Buchbesprechung der Predigten von Manfred Wussow „Auf freiem Fuß“ (2008)
Predigten sollten den Hörer/die Hörerin wie auch den Prediger/die Predigerin „einen freien Fuß (schenken)“ – so formuliert im Vorwort, d.h. sie sollten zu freiem Gehen und (Ver-) Stehen ermutigen. Zum festen „Denkmal“ eignen sich weder die biblischen Texte noch die vorgelegten Predigten. Und Wussow wünscht sich ein kritisches Auge der Rezipienten – was er „leider viel zu selten“ erlebt!

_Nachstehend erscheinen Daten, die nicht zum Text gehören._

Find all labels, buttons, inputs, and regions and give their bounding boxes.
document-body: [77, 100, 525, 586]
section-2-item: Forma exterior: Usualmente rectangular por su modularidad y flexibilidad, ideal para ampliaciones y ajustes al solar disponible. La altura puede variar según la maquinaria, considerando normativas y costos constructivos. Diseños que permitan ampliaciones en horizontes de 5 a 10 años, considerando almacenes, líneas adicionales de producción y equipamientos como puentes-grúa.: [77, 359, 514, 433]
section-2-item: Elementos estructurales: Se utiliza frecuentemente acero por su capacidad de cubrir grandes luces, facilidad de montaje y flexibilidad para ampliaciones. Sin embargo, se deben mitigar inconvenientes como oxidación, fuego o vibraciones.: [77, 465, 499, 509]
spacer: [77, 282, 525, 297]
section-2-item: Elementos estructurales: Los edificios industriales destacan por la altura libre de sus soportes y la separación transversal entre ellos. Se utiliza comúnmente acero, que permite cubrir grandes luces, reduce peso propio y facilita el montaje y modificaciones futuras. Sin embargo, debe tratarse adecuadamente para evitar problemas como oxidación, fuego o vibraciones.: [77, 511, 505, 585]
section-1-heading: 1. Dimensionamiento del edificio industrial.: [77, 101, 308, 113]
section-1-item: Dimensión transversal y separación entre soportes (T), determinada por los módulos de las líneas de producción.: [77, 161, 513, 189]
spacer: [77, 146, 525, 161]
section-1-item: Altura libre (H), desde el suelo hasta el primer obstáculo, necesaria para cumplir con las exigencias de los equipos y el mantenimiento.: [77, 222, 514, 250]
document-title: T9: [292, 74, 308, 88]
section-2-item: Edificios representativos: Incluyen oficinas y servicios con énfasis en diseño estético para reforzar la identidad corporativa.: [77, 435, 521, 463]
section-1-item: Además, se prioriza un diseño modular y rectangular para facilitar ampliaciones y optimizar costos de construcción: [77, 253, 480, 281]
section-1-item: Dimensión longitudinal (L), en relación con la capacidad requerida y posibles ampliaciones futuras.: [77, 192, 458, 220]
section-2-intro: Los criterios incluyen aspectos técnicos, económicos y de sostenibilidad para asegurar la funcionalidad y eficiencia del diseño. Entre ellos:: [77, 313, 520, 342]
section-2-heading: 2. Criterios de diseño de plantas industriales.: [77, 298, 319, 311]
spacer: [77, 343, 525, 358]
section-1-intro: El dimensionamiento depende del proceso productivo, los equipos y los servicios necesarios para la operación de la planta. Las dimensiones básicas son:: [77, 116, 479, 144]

Was ist nun das Besondere an den vorgelegten Predigten, die der Autor – er ist Gemeindepfarrer in Aachen – aus einem Zeitraum von fünf Jahren (2003-2008) gesammelt hat und bei denen es sich um eine Auswahl seiner sukzessiv im Heidelberger Predigt-Forum (www.predigtforum.de) veröffentlichten Predigten handelt. Was zunächst besticht, ist die Fähigkeit von Wussow, sich auf Thomas Mannsche Art mit den biblischen Personen, Zeiten und Situationen zu identifizieren: „Ich stelle mir vor, wie der Brief, den Paulus schreibt, in Korinth ankommt …“ (115). Aber auch mit den Emmausjüngern kann er mitgehen (144). Oder bei Mose in der Wüste weilen: „Ich möchte Mose nicht allein lassen“ (70). Der Autor ist ganz assoziiert. Doch vermag er die eigenen Fragen und Probleme einzubringen und auf Antwort und Lösung zu hoffen?
Die Kunst ist ein wichtiges Reservoir für die Auslegung der biblischen Texte. Und so bringt er viele Bilder und Kunstwerke aus der Kunstgeschichte in seine Predigten ein. Manchmal unterstreichen sie die biblische Aussage (55ff); manchmal führt die Bildbetrachtung zu einem Dialog der dargestellten Personen (98ff); manchmal werden die Bilder (aus der Zeitung) zu einer Meditation der Zeitgeschichte (81ff).
Beeindruckend auch die Versuche, Schauspiel, Rollenspiel, Anspiel in den Gottesdienst zu integrieren, wenn es ums Geld geht (242ff) oder um die Liebe (182ff) oder um den Rangstreit der Jünger (116ff).
Und immer wieder nimmt Wussow Lieder und Liedtexte in die Predigt mit hinein. So will er z.B. mit Kirchenliedern „den Christen in Kolossä“ nahe kommen (155). Beeindruckend die Predigt zum 100. Geburtstag von Jochen Klepper, in der er fast textkritisch mit den Wörtern von Klepper umgeht, um ihn der Gemeinde nahezubringen (288ff).
Ebenso ist Lyrik für den Autor ein essentieller Bestandteil seiner Predigten. Er stellt sie neben biblische Texte, lässt sie konkurrieren, herausfordern: „Paulus und Gerhardt in einer Talkshow – das wärs“ (164). Und dann oft die Frage nach der eigenen Betroffenheit: „Ob es mir gelingt, meine Biographie in diesen (biblischen; Anm.) Worten zu entdecken oder unterzubringen?“ (165)
Das ist und bleibt sein Anliegen: Wie und wo kann ich mich einbringen in diese Welt der biblischen Botschaft, so dass die Texte ein „Steinbruch“ bleiben und nicht zu einem unerreichbaren „Denkmal“ werden. Er versucht, den „garstigen Graben der Geschichte“ (Lessing) zu überbrücken. Er versucht, die Sinne der Gottesdienstbesucher auf vielfältige Weise anzusprechen. Dazu sucht er im Internet nach geeigneten Materialien – und wird fündig. Diese Experimentierfreude des Autors ist ansteckend! Und man wünscht sich einen Fortsetzungsband der Predigten.